古今東西、どうしたら幸福になることができるのか、さまざま語られてきました。
「幸福論」というジャンルもありますし、「3大幸福論」と呼ばれる著作も19世紀末から20世紀にかけて書かれています。今日でも、幸福論に関する本がよく読まれています。
しかし、「現代人は幸福論を読むほど不幸なのか?」と疑問に思うかもしれません。
現代人が幸福か不幸かは別にして、すべての人が幸福を求めていることは否定できません。パスカルは、やや皮肉な表現で次のように書いています。
すべての人は、幸福になることをさがし求めている。それには例外がない。どんな異なった方法を用いようと、みなこの目的に向かっている。ある人たちが戦争に行き、他の人たちが行かないのは、この同じ願いからである。
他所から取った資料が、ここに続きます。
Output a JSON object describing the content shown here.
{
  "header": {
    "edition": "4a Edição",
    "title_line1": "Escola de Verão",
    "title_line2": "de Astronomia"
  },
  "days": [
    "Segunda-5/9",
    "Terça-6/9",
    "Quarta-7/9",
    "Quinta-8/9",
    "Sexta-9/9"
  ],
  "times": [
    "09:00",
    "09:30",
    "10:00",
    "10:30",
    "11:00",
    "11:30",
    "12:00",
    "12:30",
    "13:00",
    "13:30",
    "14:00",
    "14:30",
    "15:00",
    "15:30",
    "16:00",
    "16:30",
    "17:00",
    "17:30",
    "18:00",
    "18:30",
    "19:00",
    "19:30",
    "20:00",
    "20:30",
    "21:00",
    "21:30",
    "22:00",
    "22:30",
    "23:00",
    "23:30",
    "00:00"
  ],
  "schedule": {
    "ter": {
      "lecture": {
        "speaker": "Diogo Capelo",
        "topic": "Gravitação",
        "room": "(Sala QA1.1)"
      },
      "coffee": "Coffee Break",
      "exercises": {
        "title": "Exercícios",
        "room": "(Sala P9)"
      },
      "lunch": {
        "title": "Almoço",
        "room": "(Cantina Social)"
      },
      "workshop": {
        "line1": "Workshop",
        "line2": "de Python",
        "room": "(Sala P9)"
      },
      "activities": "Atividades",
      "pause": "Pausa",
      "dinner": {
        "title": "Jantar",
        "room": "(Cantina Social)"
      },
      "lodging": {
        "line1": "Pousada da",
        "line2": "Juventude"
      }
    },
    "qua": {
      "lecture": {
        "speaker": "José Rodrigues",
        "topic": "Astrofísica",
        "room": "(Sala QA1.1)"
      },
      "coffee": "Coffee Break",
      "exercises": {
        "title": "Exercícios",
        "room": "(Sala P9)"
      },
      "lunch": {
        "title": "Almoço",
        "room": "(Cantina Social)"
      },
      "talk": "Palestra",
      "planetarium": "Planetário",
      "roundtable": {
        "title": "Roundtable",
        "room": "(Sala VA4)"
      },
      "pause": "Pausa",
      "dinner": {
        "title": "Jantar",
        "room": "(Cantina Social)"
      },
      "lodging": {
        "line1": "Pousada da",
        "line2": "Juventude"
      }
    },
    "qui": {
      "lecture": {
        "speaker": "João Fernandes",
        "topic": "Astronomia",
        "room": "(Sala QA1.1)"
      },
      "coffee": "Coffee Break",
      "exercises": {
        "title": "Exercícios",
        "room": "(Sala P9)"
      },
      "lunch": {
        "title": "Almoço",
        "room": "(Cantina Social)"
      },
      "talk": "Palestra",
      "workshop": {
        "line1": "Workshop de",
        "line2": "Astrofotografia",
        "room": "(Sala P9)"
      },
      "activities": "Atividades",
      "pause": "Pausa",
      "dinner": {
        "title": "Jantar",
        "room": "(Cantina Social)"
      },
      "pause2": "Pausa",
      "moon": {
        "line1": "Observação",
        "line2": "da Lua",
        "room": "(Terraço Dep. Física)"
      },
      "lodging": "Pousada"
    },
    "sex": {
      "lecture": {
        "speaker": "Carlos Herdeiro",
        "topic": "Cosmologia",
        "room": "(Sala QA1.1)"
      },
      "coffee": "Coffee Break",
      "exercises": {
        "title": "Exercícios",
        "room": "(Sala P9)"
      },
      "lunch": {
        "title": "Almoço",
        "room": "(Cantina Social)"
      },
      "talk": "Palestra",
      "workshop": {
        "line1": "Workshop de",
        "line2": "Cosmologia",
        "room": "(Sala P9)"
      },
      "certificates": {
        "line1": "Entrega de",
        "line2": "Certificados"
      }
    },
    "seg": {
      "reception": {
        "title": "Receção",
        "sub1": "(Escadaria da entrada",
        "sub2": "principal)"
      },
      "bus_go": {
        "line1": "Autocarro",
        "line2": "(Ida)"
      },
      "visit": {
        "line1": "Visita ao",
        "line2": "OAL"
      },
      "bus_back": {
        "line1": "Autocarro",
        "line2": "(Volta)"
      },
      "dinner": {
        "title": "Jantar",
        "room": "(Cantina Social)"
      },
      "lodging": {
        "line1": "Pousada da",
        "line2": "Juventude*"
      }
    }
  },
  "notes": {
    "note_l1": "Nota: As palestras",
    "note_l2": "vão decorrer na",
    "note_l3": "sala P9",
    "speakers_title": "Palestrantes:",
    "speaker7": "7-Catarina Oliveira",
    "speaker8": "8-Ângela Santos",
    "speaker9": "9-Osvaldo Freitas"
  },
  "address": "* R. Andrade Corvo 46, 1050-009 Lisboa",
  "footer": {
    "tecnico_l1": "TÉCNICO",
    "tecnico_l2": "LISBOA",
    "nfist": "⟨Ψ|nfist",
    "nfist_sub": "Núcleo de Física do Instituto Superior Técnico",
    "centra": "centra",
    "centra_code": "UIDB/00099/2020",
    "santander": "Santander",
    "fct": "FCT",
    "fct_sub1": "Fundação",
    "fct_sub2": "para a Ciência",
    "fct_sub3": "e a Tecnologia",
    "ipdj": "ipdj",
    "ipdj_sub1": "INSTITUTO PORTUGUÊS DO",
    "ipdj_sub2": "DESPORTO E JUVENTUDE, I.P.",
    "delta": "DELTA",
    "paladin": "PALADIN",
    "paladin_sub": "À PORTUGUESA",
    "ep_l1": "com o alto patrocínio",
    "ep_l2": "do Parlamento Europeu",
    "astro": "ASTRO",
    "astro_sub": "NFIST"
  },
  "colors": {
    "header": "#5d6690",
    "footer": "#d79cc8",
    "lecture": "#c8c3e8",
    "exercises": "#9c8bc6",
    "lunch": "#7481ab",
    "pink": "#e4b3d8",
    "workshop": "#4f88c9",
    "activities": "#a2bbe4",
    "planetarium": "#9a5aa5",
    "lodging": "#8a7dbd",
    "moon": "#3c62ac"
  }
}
この願いは両者に共通であり、ただ異なった見方がそれに伴っているのである。(中略)幸福になることこそ、すべての人間の行動の動機である。首を吊ろうとする人たちまで含めて(『パンセ』)。
たしかに、すべての人が幸福を求めるとしても、「幸福」についての考えは同じではありません。いったい、幸福とは何なのでしょうか?
幸福は幸福感なのか?
幸福について考えるとき、すぐさま思い浮かぶのは、客観的な幸福と主観的な幸福の区別です。客観的な幸福は、幸福のリストが作成されるかもしれません。